Lawmakers blast ‘flawed’ CMS reimbursement policy for diagnostic imaging drugs
Two U.S. congressmen are blasting the Centers for Medicare & Medicaid Services’ “flawed” payment policy for diagnostic imaging drugs and requesting a meeting with the influential agency.
In a recent letter to the acting CMS administrator, Reps. Scott Peters, D-Calif., and Bobby Rush, D-Ill., expressed “concern” around Medicare reimbursement methodology for radiopharmaceuticals. They noted that some 20 million Americans benefit from nuclear medicine exams each year, yet barriers in the federal payment program are hindering coverage.
“The nuclear medicine industry is developing exciting new drugs to provide precision imaging for hard-to-diagnose diseases such as Alzheimer’s disease, Parkinson’s disease, cardiovascular disease, and prostate, breast, and neuroendocrine cancers,” the two representatives wrote April 5. “However, the flawed reimbursement policy utilized by the Centers for Medicare and Medicaid Services threatens patient access to these cutting-edge innovations by creating a disincentive for hospitals to use the most appropriate diagnostic drugs.”
Peters and Rush noted that since 2008, CMS has treated such diagnostic pharmaceuticals as “ancillary” to the imaging procedure in the hospital setting. This has resulted in drug costs being “policy packaged” into the procedure amount in payment classifications.
Doing so, however, “does not work,” as the cost of these radiopharmaceuticals often significantly exceeds the cost of the packaged procedure, they wrote.
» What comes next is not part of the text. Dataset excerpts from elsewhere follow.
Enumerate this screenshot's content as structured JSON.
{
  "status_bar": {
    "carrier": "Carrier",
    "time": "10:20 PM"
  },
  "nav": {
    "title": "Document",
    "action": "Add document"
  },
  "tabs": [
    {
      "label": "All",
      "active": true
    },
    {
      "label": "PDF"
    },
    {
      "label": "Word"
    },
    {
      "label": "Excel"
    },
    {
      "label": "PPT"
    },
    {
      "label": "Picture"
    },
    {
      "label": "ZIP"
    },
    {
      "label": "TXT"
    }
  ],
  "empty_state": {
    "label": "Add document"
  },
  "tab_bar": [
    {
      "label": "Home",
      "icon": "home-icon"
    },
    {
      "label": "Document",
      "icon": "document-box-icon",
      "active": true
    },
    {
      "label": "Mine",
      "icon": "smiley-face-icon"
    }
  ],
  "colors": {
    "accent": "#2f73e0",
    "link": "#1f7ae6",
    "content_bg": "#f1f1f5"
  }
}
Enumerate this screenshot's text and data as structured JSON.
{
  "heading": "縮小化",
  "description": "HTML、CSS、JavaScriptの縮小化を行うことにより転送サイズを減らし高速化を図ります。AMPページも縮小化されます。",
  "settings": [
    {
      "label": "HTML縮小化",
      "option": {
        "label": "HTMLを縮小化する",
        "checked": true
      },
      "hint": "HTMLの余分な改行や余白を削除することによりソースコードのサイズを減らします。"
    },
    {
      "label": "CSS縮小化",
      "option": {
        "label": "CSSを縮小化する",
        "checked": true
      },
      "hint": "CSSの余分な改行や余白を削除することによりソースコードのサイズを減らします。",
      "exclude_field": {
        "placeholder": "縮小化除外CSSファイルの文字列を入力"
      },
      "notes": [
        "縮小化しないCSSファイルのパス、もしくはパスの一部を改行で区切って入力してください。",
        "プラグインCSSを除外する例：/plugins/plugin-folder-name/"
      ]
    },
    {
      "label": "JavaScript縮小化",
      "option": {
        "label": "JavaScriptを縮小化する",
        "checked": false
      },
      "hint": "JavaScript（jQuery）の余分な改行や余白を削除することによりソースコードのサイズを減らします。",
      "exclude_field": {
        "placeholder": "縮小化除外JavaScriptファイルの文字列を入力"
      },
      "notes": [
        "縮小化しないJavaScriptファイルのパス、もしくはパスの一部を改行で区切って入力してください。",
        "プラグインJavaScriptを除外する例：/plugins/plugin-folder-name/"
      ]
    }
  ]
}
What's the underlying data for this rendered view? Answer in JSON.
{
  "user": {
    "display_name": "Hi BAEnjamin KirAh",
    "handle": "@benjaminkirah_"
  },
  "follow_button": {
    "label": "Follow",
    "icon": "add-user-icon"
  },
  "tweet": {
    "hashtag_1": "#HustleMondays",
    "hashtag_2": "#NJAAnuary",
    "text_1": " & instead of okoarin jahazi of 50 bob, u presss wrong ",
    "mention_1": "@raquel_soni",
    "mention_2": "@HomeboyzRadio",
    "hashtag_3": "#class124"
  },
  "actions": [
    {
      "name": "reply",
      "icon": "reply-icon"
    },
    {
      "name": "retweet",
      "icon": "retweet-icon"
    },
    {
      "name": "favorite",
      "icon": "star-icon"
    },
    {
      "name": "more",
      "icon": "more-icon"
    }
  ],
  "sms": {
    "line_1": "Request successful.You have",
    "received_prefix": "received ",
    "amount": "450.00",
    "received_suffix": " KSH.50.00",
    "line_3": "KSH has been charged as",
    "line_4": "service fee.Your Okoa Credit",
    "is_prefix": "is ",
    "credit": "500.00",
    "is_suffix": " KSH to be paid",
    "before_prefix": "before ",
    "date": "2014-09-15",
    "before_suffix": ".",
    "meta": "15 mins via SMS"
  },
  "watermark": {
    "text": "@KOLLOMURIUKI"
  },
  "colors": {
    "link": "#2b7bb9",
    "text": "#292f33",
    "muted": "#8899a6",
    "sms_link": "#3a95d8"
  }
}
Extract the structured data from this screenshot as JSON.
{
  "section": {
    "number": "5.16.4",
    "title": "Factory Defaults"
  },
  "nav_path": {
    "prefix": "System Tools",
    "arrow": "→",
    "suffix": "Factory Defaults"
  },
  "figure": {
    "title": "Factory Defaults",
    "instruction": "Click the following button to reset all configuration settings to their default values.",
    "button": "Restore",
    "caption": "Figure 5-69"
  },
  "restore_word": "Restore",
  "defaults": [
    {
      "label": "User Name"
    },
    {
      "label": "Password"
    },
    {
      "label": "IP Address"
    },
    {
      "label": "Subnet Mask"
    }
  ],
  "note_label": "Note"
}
“The net result is that beneficiaries do not always have access to innovative diagnostic radiopharmaceuticals at readily accessible healthcare locations,” the two wrote to Administrator Elizabeth Richter.
Industry advocates such as the Society of Nuclear Medicine & Molecular Imaging have been pushing this change for 12 years. And the arrival of newer precision diagnostic radiopharmaceuticals has only “exacerbated” this challenge. CMS has an opportunity to unpackage these drugs as part of its final payment rule issued in 2020 but opted to reject advice from its advisory committee and imaging stakeholders, the two wrote.
Peters and Rush are requesting a meeting and urging CMS to change this policy “in light of the adverse impact on beneficiary access and care.” SNMMI highlighted the lawmakers’ letter in a Monday update to its members.